If we consider sentences in the language of Q, lots of people will say that each one is either true or false in an absolute way, even if we have no way of determining which it is. There's no use in trying to attack this point of view by means of twiddling around with elements of mathematical logic. You need to make some kind of philosophical argument about what is required for a statement to be absolutely true or absolutely false. (And if you do, plenty of people won't be persuaded. That's just how philosophy works.)
|Note that I emphasized on "_syntactically_" to signal that the question and |the answer be discussed syntactically, not model-theoretically.
There's no distinctive "model theoretical" consistency distinct from syntactic consistency.
[...] |In my recent replies to KR, the key question I have is: | | >> Syntactically speaking, would it be possible that a formula F be | >> undecidable in all consistent extensions of the Robinson Arithmetic Q | >> formal system?
As Aatu explained, it's not.
If F were independent of all consistent extensions of Q, then since Q is consistent, then F would be independent of Q. Hence there would be no proof of ~F in Q, and Q+F would be consistent. By the original assumption again, F would be independent of Q+F. But F is provable in Q+F, a contradiction. The original assumption, then, that F is independent of all consistent extensions of Q is impossible.
This proof does not rely on the law of excluded middle. It goes straight from the assumption that F is independent of all consistent extensions of Q to a contradiction without dividing by cases. There is no "either-or" needed.
|---> The Objective | |The objective I have in this question is to establish a meta mathematical |statement (about FOL) that would have no absolute truth though in its form |it'd appear as if there would be an absolute truth value.
It's futile to try unless and until you get some basis for claiming that a statement has no absolute truth value.
I don't think your strategy of resorting to meta- levels is promising at all. To show that you need to go to a "meta" level you need already to show that there's some issue with the original language that calls for it.

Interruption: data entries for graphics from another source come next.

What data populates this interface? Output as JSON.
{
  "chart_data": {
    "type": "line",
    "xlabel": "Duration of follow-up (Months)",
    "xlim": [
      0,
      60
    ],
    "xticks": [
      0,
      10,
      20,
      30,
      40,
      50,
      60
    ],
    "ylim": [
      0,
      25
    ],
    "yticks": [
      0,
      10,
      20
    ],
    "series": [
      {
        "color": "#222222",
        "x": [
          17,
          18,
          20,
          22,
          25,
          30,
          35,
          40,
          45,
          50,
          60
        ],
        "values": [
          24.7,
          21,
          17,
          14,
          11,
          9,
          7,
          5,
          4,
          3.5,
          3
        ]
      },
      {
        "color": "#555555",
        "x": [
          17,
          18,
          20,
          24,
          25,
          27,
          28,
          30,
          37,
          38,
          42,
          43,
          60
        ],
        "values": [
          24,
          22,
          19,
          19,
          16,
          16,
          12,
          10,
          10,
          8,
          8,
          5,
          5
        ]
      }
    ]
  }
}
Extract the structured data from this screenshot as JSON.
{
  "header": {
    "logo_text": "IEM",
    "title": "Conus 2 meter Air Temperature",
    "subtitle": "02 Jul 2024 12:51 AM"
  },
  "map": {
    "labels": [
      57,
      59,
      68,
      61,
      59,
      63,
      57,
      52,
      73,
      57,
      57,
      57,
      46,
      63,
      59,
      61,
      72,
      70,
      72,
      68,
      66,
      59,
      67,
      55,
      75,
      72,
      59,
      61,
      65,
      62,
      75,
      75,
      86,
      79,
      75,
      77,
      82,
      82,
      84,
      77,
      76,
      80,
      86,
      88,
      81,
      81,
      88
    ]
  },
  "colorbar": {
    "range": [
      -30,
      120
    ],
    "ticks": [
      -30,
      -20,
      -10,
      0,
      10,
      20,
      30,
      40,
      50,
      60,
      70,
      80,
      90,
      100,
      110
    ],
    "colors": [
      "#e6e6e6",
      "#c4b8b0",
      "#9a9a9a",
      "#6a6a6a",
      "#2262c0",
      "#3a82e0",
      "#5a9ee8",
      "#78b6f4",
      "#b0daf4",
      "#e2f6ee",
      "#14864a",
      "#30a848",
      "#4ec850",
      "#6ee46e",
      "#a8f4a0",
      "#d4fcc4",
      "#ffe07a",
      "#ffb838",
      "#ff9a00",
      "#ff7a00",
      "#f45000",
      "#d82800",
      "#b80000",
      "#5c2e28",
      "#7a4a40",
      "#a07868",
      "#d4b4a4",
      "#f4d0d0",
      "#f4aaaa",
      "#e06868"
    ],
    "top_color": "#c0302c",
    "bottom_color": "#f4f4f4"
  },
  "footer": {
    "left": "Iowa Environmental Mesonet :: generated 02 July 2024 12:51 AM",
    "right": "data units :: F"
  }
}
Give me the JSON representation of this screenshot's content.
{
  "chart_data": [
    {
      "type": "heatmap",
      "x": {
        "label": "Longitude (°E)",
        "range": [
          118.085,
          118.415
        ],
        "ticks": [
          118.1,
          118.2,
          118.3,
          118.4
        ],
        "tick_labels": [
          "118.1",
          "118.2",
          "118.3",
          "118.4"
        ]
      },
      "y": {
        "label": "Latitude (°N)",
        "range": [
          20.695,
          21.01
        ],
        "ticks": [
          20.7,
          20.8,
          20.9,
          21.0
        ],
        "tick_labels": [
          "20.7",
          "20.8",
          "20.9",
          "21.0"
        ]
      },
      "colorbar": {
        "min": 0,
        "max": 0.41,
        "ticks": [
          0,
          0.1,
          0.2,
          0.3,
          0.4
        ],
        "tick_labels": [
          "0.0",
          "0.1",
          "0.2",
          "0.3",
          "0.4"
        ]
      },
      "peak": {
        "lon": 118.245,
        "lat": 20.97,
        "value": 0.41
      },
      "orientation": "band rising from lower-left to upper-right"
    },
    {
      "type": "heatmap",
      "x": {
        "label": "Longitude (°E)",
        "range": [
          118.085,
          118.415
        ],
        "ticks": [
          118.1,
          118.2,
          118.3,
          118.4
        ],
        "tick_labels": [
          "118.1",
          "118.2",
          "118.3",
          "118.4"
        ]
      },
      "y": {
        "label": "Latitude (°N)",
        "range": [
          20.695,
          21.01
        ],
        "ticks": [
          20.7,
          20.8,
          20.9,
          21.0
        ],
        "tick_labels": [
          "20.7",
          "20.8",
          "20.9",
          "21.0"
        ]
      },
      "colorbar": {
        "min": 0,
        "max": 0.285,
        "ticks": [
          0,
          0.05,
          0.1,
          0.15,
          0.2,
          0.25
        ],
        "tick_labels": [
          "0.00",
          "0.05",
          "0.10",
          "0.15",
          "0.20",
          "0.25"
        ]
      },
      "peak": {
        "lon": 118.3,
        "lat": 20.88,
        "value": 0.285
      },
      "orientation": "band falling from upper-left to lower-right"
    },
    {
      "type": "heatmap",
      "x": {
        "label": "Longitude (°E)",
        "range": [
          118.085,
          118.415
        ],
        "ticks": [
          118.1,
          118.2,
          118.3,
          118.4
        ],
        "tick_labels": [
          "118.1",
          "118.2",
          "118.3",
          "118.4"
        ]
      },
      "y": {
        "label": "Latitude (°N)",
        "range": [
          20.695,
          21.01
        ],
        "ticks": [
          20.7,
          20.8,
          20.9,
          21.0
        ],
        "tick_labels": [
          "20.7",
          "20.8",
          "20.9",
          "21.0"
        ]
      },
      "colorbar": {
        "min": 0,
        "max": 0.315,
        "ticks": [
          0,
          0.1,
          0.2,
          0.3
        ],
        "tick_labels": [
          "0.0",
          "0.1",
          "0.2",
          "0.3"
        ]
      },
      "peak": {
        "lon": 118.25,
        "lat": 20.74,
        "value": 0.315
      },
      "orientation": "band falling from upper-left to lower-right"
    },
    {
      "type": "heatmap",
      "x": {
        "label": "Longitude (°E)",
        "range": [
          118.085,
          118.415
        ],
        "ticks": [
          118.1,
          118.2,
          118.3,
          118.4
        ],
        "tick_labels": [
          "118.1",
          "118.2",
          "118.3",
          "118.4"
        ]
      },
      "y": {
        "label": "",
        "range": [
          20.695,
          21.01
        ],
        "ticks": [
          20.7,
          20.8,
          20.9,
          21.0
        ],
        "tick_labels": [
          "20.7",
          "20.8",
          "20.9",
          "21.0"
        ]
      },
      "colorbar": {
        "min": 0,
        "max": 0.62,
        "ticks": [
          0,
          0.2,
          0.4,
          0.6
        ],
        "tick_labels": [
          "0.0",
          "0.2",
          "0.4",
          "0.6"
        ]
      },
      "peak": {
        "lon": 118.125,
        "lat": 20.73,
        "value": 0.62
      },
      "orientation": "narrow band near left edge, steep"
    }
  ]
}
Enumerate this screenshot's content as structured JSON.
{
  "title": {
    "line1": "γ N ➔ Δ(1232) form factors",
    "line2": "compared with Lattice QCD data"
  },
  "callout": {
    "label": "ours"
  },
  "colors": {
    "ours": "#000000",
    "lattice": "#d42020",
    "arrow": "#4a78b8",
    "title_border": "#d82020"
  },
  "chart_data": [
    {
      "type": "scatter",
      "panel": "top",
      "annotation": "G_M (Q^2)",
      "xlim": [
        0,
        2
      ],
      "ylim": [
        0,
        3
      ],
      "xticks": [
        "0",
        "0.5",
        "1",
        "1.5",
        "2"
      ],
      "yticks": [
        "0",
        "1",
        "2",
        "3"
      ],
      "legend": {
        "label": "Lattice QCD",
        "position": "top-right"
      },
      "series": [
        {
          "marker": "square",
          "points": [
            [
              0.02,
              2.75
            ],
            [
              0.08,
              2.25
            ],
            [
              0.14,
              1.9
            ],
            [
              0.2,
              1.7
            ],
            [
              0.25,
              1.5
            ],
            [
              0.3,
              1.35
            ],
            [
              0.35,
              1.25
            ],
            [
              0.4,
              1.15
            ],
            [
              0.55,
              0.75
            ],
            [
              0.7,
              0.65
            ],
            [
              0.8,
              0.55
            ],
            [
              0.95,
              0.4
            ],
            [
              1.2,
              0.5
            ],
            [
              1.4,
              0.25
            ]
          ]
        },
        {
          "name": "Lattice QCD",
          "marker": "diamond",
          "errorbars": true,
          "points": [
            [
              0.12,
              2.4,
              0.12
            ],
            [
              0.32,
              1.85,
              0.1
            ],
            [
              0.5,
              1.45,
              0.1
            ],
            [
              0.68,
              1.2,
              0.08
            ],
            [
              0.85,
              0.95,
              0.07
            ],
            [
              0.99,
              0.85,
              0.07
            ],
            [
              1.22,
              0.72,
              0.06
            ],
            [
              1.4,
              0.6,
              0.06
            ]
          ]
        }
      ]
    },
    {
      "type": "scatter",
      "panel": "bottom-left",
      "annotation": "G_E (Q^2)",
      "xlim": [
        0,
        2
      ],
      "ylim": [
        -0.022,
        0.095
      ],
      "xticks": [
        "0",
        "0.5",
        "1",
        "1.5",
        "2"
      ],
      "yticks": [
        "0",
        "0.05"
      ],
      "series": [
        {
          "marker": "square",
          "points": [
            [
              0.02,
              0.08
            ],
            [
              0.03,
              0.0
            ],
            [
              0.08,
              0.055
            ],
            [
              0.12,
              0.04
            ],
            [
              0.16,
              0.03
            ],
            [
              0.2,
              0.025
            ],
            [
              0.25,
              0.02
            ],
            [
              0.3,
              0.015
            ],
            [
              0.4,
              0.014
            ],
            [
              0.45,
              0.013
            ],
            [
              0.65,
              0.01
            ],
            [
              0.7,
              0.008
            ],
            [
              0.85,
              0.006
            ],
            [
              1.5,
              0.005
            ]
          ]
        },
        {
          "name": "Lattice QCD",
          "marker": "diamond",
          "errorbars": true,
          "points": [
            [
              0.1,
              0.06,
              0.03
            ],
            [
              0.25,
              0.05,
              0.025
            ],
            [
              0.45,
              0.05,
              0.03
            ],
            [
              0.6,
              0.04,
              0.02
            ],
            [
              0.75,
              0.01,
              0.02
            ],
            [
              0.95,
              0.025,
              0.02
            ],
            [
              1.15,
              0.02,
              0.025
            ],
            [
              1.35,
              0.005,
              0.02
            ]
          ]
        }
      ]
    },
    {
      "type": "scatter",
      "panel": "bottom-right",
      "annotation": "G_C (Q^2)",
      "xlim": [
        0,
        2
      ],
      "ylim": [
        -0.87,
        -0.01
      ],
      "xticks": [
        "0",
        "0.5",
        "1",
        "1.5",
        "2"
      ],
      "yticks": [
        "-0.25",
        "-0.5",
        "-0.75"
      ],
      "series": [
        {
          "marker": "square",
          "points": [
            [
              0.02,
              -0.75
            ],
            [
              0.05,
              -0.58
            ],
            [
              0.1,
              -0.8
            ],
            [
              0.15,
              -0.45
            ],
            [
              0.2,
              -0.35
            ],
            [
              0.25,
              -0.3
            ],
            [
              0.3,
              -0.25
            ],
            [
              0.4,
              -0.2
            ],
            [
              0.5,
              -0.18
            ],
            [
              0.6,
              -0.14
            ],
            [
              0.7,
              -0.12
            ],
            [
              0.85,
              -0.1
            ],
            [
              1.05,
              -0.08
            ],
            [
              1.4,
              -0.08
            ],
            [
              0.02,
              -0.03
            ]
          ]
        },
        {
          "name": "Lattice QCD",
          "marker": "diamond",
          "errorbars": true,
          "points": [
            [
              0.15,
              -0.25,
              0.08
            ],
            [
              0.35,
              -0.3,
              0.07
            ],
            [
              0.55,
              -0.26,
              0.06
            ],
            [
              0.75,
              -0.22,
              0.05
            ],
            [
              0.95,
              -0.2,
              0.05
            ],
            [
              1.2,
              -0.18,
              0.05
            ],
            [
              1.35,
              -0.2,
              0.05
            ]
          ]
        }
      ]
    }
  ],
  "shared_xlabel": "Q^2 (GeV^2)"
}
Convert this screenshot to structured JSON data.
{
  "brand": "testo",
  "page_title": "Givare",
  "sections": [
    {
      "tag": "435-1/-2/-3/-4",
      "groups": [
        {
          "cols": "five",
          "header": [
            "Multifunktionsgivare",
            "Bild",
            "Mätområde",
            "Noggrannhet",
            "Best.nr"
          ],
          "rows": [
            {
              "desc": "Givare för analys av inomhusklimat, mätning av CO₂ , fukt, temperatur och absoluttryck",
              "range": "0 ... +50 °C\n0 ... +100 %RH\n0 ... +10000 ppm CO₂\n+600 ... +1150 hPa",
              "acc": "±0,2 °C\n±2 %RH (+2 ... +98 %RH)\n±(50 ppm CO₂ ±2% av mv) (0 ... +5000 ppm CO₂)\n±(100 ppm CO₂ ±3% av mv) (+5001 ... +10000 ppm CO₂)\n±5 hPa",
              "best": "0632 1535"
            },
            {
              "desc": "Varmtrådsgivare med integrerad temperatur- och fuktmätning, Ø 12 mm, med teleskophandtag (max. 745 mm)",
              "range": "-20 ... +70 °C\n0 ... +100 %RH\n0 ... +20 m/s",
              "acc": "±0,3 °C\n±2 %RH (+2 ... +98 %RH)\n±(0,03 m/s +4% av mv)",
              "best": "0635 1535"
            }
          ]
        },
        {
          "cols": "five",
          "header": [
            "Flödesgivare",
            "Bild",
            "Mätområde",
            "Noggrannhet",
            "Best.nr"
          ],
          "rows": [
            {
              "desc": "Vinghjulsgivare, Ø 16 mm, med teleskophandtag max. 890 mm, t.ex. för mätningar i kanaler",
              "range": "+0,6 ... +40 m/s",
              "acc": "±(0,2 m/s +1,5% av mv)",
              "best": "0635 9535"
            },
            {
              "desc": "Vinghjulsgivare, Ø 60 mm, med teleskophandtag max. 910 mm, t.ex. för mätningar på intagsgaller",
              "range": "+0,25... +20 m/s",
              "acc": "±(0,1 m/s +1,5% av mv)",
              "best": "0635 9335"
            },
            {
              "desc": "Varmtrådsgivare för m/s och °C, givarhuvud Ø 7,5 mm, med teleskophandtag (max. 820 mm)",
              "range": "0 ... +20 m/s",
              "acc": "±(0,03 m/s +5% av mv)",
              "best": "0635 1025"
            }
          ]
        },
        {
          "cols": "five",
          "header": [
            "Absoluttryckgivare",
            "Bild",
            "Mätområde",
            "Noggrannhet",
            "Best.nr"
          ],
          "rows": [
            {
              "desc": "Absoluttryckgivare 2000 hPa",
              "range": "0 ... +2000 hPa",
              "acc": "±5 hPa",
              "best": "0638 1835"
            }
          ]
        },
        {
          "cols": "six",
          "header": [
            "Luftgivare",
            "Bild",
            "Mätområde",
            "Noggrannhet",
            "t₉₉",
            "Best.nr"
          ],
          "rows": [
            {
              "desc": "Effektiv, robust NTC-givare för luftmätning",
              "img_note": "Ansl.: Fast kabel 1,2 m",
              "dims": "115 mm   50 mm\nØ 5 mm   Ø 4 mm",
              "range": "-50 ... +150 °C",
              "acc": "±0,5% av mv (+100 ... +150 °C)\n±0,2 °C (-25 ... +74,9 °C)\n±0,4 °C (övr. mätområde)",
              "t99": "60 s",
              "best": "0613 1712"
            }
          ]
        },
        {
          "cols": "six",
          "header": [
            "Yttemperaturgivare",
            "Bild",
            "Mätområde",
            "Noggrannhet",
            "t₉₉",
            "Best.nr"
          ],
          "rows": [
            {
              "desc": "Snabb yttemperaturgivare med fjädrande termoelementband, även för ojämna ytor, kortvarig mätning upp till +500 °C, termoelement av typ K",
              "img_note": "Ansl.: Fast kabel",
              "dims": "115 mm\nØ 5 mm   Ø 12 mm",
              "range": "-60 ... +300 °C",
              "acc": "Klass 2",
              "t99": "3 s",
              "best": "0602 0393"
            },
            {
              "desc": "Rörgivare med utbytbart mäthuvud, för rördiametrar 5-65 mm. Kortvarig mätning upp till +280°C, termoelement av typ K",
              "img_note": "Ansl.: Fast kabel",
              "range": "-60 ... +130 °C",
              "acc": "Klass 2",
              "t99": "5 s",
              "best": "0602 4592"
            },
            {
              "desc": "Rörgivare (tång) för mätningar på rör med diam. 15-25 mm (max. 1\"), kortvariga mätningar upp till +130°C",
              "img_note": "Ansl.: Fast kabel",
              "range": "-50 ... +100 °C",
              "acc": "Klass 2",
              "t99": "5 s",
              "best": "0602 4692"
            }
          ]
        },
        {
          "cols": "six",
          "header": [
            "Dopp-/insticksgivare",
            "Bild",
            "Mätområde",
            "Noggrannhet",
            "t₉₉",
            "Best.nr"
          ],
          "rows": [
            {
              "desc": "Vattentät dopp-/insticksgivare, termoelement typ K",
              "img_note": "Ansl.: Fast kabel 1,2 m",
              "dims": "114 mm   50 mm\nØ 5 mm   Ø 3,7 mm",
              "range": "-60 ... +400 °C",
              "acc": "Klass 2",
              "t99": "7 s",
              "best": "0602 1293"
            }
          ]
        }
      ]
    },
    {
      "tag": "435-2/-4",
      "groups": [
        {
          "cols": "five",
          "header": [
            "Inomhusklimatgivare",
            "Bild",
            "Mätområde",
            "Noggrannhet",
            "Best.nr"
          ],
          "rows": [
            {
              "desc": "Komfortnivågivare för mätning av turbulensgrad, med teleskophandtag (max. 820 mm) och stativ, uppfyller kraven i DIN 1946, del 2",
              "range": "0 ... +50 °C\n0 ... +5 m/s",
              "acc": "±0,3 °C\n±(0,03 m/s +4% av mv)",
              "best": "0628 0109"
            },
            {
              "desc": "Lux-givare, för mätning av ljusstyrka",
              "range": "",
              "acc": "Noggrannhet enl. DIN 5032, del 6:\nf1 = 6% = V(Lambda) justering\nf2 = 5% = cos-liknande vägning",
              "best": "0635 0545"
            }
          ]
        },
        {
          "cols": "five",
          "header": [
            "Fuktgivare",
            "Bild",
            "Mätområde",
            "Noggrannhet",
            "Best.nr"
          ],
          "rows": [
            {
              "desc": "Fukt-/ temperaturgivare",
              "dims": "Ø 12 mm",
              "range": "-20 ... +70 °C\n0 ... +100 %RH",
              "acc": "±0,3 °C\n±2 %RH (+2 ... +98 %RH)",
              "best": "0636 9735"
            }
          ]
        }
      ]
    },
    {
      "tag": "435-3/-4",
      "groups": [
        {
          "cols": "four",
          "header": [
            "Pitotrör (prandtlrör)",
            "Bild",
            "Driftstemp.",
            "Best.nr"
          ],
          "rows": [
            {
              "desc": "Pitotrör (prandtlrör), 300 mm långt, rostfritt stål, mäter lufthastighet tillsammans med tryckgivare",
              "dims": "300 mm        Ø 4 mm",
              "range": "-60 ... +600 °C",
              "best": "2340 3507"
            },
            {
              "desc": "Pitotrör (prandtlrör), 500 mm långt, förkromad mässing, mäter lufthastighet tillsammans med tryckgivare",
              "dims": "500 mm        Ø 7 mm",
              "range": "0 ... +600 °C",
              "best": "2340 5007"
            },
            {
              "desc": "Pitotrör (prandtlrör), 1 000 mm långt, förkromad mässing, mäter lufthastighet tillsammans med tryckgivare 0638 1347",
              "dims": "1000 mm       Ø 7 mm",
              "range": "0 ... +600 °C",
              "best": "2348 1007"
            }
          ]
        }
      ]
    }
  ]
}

There are cases where we would say that a sentence in a language doesn't have a fixed meaning. We determine that not by considering it syntactically, but by considering what it means in the given context. If you would prefer not to get off into some philosophical argument, then as there's no non-philosophical way of addressing issues of meaning or ultimate truth, you just have to set the whole question aside.